For the purpose of this project report, we shall focus on the 'emir.tif' image which is shown below. As can be seen, the image comprises of three separate color channels (red, green and blue from bottom to top).

Emir Glass Plate Image
Figure 1: Emir Original Glass Plate Image

Before we get to the main portion of this project, we first split the 3 color channel images into separate pytorch tensors. This was done by dividing the image into 3 equal parts vertically. The result is the 3 images shown below.

Emir Red Channel Emir Green Channel Emir Blue Channel
Figure 2: Emir Image 3 Channels (red, green and blue from left to right)

Differing Brightness Issue

One thing that may be apparent at this point is that the 3 color channel images do not have the same level of brightness. This is clear from Figure 2 where clothing in the red channel image looks dark whereas the clothing in the blu color channel image looks light. Accordingly, if we simply try to align the color channels as is (using a metric like the "Sum of Squared Differences, i.e. SSD, distance"), we would not expect to get the best alignment. In fact, Figure 3 below shows the result of such an operation. Clearly, we need to use a smarter feature than simply using pixel values.

Emir Misaligned Image
Figure 3: Aligned Emir Channels using SSD on Raw Pixel Values

Edge Detection

To resolve the differing brightness issue, we shall first perform edge detection on the 3 color channels and then align these edges instead of the pixel values in the original images. We will start by applying a Gaussian blur on the 3 channel images. This was done to reduce the number of edges in the image, thus making it easier to highlight the more relevant edges (this idea was taken from here). The 3x3 Gaussian filter shown below (Figure 4) was convolved with the 3 channel images to obtain the blurred versions of these images.

Gaussian Kernel Image
Figure 4: 3x3 Gaussian Kernel

A set of custom convolution functions were implemented to perform this operation. In these functions, the 3 color channel images were first stacked together and then vectorized to have the windows overlapping with the kernel in separate columns. This 3D tensor was then multiplied with the Gaussian kernel and the columns were summed up to get the values for the convolved image. Finally, the 3 color channels were separated and devectorized into 2D images. (Note: This method was used because the initial implementation of the convolution function using "for" loops was too slow.) The result of the blurring operation is shown below (Figure 5).

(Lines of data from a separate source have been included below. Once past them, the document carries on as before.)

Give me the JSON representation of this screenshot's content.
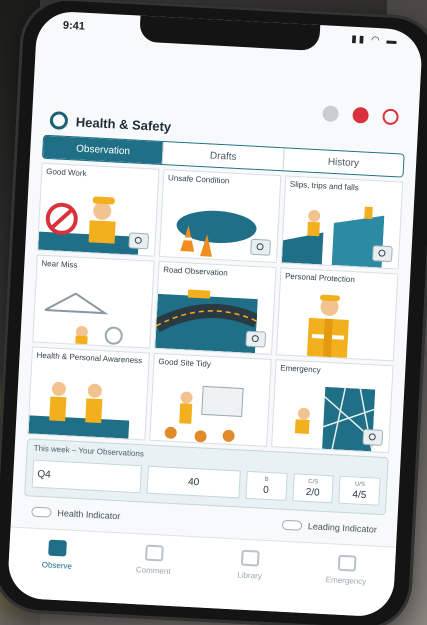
{
  "app": {
    "title": "Health & Safety"
  },
  "status_bar": {
    "time": "9:41"
  },
  "tabs": [
    {
      "label": "Observation",
      "active": true
    },
    {
      "label": "Drafts",
      "active": false
    },
    {
      "label": "History",
      "active": false
    }
  ],
  "cards": [
    {
      "label": "Good Work",
      "icon": "no-smoking-worker"
    },
    {
      "label": "Unsafe Condition",
      "icon": "traffic-cones"
    },
    {
      "label": "Slips, trips and falls",
      "icon": "falling-worker"
    },
    {
      "label": "Near Miss",
      "icon": "hanger"
    },
    {
      "label": "Road Observation",
      "icon": "road-truck"
    },
    {
      "label": "Personal Protection",
      "icon": "safety-vest-worker"
    },
    {
      "label": "Health & Personal Awareness",
      "icon": "coworkers"
    },
    {
      "label": "Good Site Tidy",
      "icon": "presentation-worker"
    },
    {
      "label": "Emergency",
      "icon": "glass-pattern"
    }
  ],
  "stats": {
    "header": "This week – Your Observations",
    "period": "Q4",
    "count": "40",
    "items": [
      {
        "label": "B",
        "value": "0"
      },
      {
        "label": "C/S",
        "value": "2/0"
      },
      {
        "label": "U/S",
        "value": "4/5"
      }
    ]
  },
  "toggles": [
    {
      "label": "Health Indicator"
    },
    {
      "label": "Leading Indicator"
    }
  ],
  "nav": [
    {
      "label": "Observe",
      "active": true
    },
    {
      "label": "Comment",
      "active": false
    },
    {
      "label": "Library",
      "active": false
    },
    {
      "label": "Emergency",
      "active": false
    }
  ],
  "colors": {
    "primary": "#1f6f86",
    "alert": "#d9323c"
  }
}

Emir Red Channel Blurred Emir Green Channel Blurred Emir Blue Channel Blurred
Figure 5: Emir Image 3 Channels w/ Gaussian Blur (red, green and blue from left to right)

The effect of the blurring may not be clear in the Emir images since the image resolution is over 3000 pixels while the kernel is only 3 pixels wide. The image below (Figure 6) shows a more noticeable effect of this blurring option.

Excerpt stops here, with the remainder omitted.